You have seen fast convergence when you have used spanning tree portfast on cisco switch side because you have been able to bypass the timers.

the Dell is not going to emulate uplinkfast traffic push, but it should be able to negotiate with a rapid STP neighbor.

Edit:

it is probably related to the fact that the Dell is running a mono instance 802.1W STP so they do not interact with it in vlan 2.

Hope to help

Giuseppe

Giuseppe:

Long time, my friend! I started a thread a few weeks ago, where I was asking if anyone had heard from you or Jon. Hope all is well.

Anyway, let me see if my thinking is correct.

     1. Uplinkfast (UF) and backbonefast (BBF) are definitely Cisco proprietary, of course. Moreover, when rapid-PVST+ is configured on a CIsco switch, UF and BBF are automatically enabled.
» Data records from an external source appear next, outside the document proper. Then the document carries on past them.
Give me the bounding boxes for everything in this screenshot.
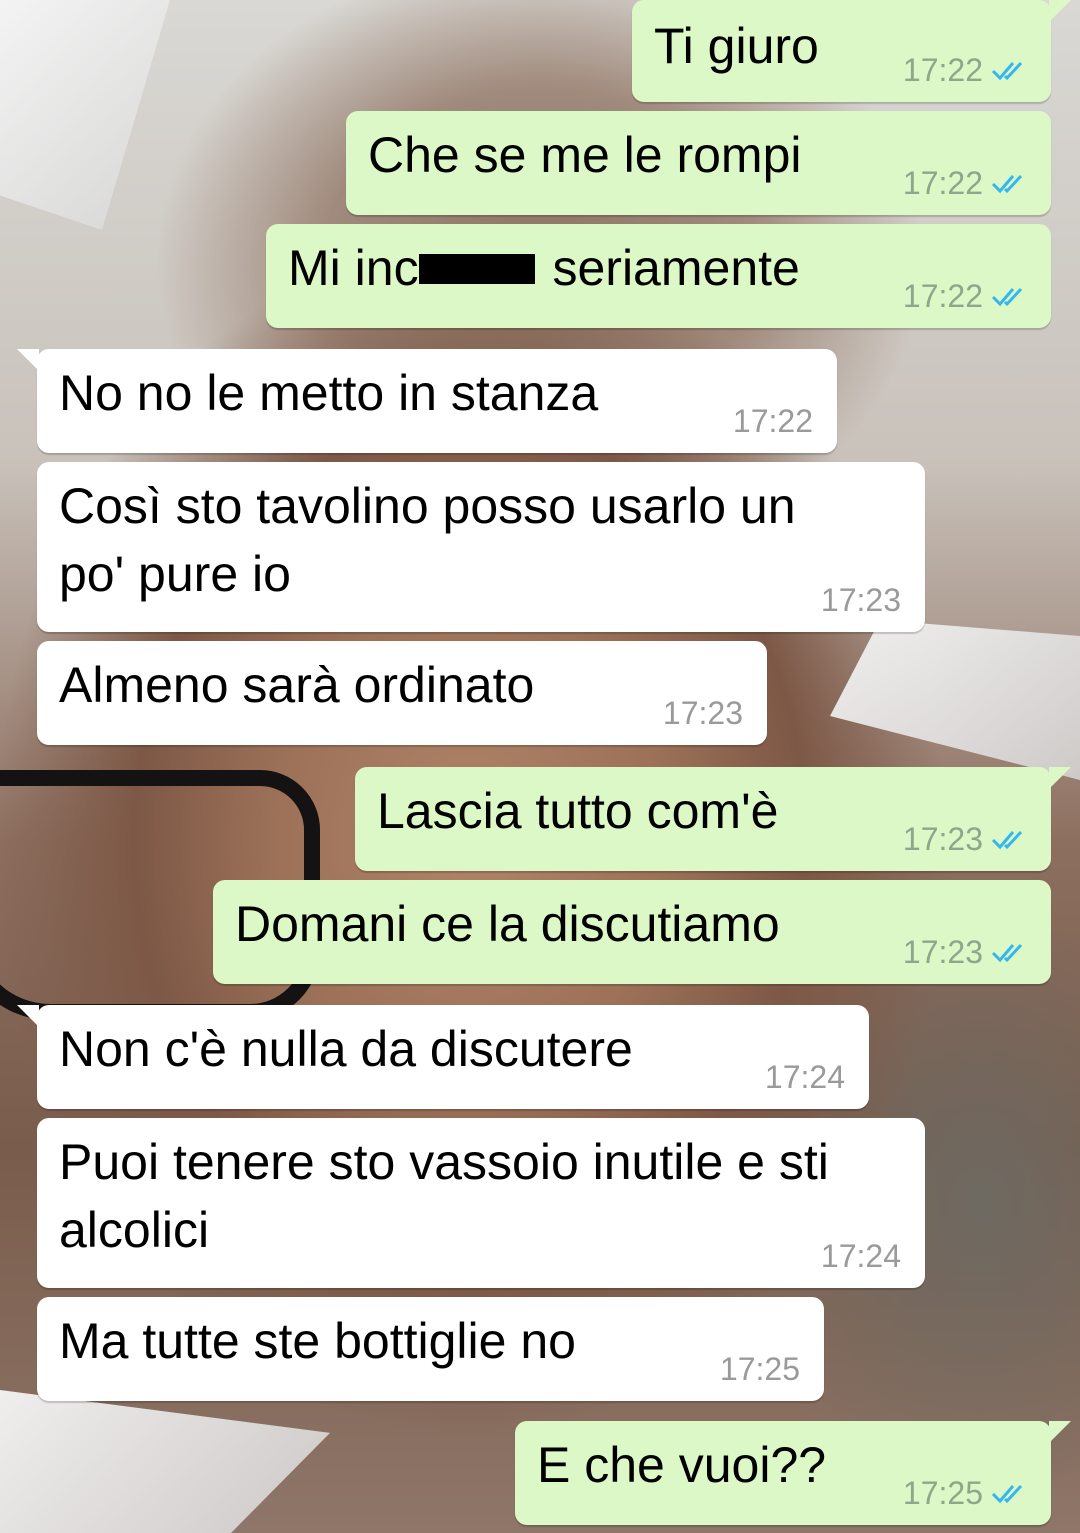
outgoing-message[interactable]: E che vuoi?? 17:25 [515, 1421, 1071, 1525]
double-check-read-icon [991, 61, 1023, 81]
message-text: Domani ce la discutiamo [235, 896, 780, 952]
bubble-tail [17, 1005, 39, 1027]
message-meta: 17:22 [903, 52, 1027, 88]
double-check-read-icon [991, 830, 1023, 850]
message-meta: 17:22 [903, 165, 1027, 201]
message-meta: 17:23 [663, 695, 743, 731]
bubble-tail [1049, 767, 1071, 789]
bubble-tail [1049, 1421, 1071, 1443]
message-text: No no le metto in stanza [59, 365, 599, 421]
message-meta: 17:22 [903, 278, 1027, 314]
message-text: Ti giuro [654, 18, 819, 74]
message-text-line: Puoi tenere sto vassoio inutile e sti [59, 1134, 829, 1190]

     2. The open standard of rapid-STP (802.1w) includes similar functionality to UF and BBF.

     3. So, when you have an all-Cisco environment and every switch is using rapid-PVST+, they all use UF and BBF.No problems.

     4. HOWEVER, when that Cisco switch configured for rapid-PVST+ has to interact with a non-Cisco switch running open standard rapid-STP (802.1W), the Cisco switch will revert to the 802.1w version and try to conduct a "proposal" and "ágreement" exchange with that non-Cisco switch using the open standard's semantics, NOT UF and BBF.

Is each point correct, as far as you understand it?